Happy Poisson d'Avril (a repost from last year)

This is a re-post of something I posted on my blog last year for April Fools Day.  I had so much fun creating the dolls for this post; however, I'm very sad to tell you that no one (not one person) has taken me up on the challenge I issued at the very end of the post. Go ahead -- take my challenge -- I dare you!!

I'm not sure where I first heard of Poisson D'Avril... the origins of this odd observance are rather obscure.  One theory I came across credits Pope Gregory for creating confusion when he set up his eponymous "Gregorian Calender" in 1562.  When Pope Gregory instituted the calender, the start of the new year was moved from April 1st to January 1st, and those who persisted in celebrating the start of the year on April 1st were called "April Fools."  What this has to do with fish (and French fish, for that matter) I have no idea, but Google and Wikipedia seemed to think that, somehow, the two are linked.

The one place I was able to track down a story linking fish and April Fool's Day was within the book All Year Round by Ann Druitt, Christine Fynes-Clinton and Marije Rowling. According to the authors of All Year Round, the celebration of April Fools Day commemorates the birthday, on April 1, 1752, of Olaf Toyou, the first born son of Hungarian fisher folk.  The story goes as follows:

When Olaf was 6 months old, a strong earthquake struck far out in the Mediterranean.

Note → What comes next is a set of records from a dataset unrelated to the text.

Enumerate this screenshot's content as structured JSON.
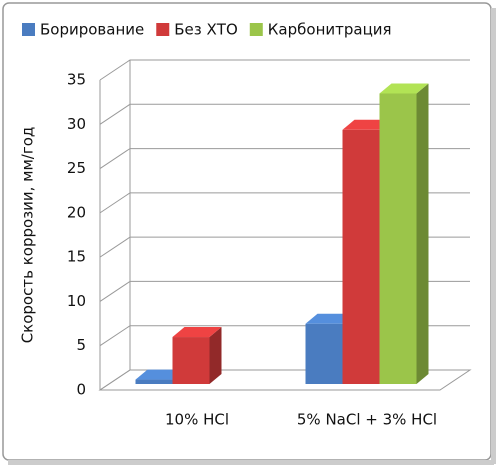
{
  "chart_data": {
    "type": "bar3d",
    "y_label": "Скорость коррозии,  мм/год",
    "categories": [
      "10% HCl",
      "5% NaCl + 3% HCl"
    ],
    "series": [
      {
        "name": "Борирование",
        "color": "#4a7cc0",
        "values": [
          0.5,
          6.8
        ]
      },
      {
        "name": "Без ХТО",
        "color": "#d03a3a",
        "values": [
          5.3,
          28.7
        ]
      },
      {
        "name": "Карбонитрация",
        "color": "#9bc54a",
        "values": [
          0,
          32.8
        ]
      }
    ],
    "ylim": [
      0,
      35
    ],
    "yticks": [
      0,
      5,
      10,
      15,
      20,
      25,
      30,
      35
    ],
    "grid": true,
    "legend": "top"
  }
}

Olaf was sleeping in a cradle slung from the branch of a tree while his mother worked nearby.  The earthquake caused the sea to race up the beach so quickly and quietly that she didn’t notice the waves had carried Olaf away until it was too late.  She ran to save her son, but all she found in the cradle was a small fish.  Olaf's mother ran to find her husband, crying that their baby was gone, and while her back was turned, a second tidal wave miraculously removed the fish and returned the baby to the cradle. When the husband looked inside the cradle and found his son, he berated his wife as a fool.  She, however, remained convinced that her son had the power to turn himself into a fish at will!

To this day, people in France must beware of turning their backs on April 1st.  They may later discover a paper fish pinned to their jacket and realize with embarrassment that they have become the ‘Poisson d’Avril’(‘April Fish.’)


 Hungarian fisher-folk? French fish?  Again, I'm a little confused.  And what, pray tell, does all this have to do with peg dolls?  Well, in 2011 , I hosted a peg doll swap and my friend Caroline signed up to participate. She couldn't decide what type of doll to create for the swap but told me that, because of her love of cooking, she felt her inspiration would surely come from a recipe.  I glanced over at her four shelves full of cookbooks and came up with some helpful (okay, appalling, if truth be told) suggestions for her peg dolls: Poached flounder with butter & herbs? Chicken vindaloo? Shrimp ceviche? A cheese & mushroom omelet? Needless to say, she did not take any of my suggestions.  I, however, decided to rise to the challenge.  I submit to you a Flounder Peg Doll... my very own Poisson D'Avril.

Have you ever come up with a creative idea, so peculiar that you simply had to see it through?  This sort of endeavor reminds me of the beer milkshake, dreamed up and desperately craved by the character Doc in John Steinbeck's book Cannery Row.  Perhaps, even at this moment, you are feeling inspired by my Peg Doll Flounder.  Is it time for you to try to out-do me and create the most dreadful peg doll ever? Something even uglier than my flounder?   Now that will be quite the task...  I dare you!